Sometimes it felt as if the mansion was full of people. He danced and dined with them, he small talked with them and laughed at their jokes. Then that one time there was a ball. It was his ball. His were all the guests at the ball.

As the host he could chose whom he would show his grace to as everybody gathered around him and the unfortunate one he didn't deem worthy was pointed by him and laughed at by everyone. His were the guests to play with and eventually dispose of in any way he found suitable.

But this time everything was diferrent. And this time they all seemed less real too.

A boy his age, accompanied by his own butler was standing in the foyer.


The minutes tuned into hours, hours into days, days into years. It seemed to him that it's been an eternity as he sat by the window staring out in the sky. A storm was coming.

He sometimes sensed a presence around him. Whith the pressure in his head growing high and his breathing becoming shorter and shorter he would sit at his desk and wait for it to come. It always eventually appeared. He would smile and follow its movements from the corner of his eye. Waiting, he would sit rigidly with his head high up, just as he imagined all little lords to sit at their lordly tables. And when it came he would still sit motionlessly, ignore it for just a moment smiling inwardly and following its movements from the corner of his eye until he got bored. His butler was standing behind him.


'Claude!'

Playing cat's cradle with a string of thread Alois announces to Claude:

„I want a ball. I want dances and fancy dishes."
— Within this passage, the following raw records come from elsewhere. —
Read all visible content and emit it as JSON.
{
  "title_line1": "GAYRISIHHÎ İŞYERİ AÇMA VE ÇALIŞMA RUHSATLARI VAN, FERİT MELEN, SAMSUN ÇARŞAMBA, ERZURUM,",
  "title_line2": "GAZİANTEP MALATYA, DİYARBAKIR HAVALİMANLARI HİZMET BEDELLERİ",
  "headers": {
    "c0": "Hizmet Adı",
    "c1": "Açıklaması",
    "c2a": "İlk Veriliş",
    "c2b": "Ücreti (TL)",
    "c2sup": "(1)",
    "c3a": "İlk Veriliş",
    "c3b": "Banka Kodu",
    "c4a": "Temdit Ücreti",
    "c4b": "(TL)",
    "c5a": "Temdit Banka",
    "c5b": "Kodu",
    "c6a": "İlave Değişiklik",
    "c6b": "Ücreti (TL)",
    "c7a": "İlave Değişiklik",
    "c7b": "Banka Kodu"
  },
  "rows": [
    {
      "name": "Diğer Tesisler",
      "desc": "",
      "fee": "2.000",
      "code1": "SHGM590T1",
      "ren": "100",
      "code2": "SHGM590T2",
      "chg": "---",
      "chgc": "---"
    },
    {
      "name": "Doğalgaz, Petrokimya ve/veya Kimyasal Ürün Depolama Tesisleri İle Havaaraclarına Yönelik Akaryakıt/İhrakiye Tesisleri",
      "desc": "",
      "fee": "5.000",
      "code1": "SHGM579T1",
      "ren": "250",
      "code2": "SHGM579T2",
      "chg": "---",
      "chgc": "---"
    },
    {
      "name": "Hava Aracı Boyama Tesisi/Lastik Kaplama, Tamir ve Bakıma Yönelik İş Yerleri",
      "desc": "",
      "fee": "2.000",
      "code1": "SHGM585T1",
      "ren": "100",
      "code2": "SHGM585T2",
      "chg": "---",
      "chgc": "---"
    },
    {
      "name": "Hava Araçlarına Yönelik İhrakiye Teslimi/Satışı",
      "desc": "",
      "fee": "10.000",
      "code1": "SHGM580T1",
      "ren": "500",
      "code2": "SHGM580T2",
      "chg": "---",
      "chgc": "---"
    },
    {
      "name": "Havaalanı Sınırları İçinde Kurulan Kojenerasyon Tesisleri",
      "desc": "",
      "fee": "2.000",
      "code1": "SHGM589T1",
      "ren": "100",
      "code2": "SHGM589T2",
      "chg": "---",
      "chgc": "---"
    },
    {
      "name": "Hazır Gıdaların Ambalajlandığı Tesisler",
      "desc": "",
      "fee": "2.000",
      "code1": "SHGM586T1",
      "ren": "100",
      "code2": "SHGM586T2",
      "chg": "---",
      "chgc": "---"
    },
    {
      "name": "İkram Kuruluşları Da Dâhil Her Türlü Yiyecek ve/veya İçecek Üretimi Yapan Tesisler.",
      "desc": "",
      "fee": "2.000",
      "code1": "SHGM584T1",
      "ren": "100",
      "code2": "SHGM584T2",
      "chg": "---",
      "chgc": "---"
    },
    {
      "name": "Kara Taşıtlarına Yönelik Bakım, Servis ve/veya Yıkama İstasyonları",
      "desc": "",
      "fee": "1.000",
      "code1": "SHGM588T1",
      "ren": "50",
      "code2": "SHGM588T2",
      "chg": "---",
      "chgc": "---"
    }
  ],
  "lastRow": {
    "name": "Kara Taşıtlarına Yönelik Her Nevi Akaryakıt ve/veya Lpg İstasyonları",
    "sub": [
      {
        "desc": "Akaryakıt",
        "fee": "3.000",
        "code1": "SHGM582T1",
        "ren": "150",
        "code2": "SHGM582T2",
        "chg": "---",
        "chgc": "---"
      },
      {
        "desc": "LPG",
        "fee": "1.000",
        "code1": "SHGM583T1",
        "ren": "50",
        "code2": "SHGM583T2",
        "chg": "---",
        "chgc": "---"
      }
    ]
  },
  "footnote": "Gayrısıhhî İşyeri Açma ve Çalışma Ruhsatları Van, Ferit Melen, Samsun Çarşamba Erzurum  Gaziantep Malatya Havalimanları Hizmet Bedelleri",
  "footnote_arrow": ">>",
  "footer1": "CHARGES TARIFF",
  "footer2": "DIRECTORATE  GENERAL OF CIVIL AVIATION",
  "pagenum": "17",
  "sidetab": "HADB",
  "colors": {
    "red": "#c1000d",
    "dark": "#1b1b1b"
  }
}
The string is hanging loose between his fingers now.

„I want a dress"

He saw a pretty dress like this once. A little girl once came to their town, the governor's daughter. A butler held her hand as she carefully descended the steps of the carriage, her dress a translucent cacade of taffeta in the color of magenta pinched here and there with golden cequins. He liked it. But he also liked how the mud splattered all over it, covering the expensive cloth and the girl's golden locks with dirt when he threw it at her.

The townspeople were enraged. They called him an elfish child. Laughing to the top of his lungs escaping the jaws of rabid dogs he ran into the forest, to climbing trees, hiding from the villagers' anger. He never understood their fear of the woods. To him the deepest woods at midnight felt no more dangerous than the middle of the town's market place at midday.


'Claude!'

Sometimes he didn't respond. The mansion seemed empty, vast and hollow and he was alone.

'Claude, come here! Now!'

At times like this he had to put all his effort into controlling his voice. Anger was the emotion he aimed at conveying with it, but in his own ears his voice sounded so small it almost scared him. Taking deep carefully measured slow breaths, keeping his eyes closed, he would stay like this, trying to wait it out, unable to say for how long, until he was granted the answer.

'Yes, My Highness?'

Upon openig his eyes he would see Claude smile. There would always be a ghost of a patronizing smile on Claude's face as if he couldn't help it but show that he knew, he knew everything. Alois was aware that it wasn't right. It wasn't the kind of expression servants should wear around their masters. But there was a strange air of familiarity about all this and somehow it made him feel at home.

He always smiled back. This was the place he belonged.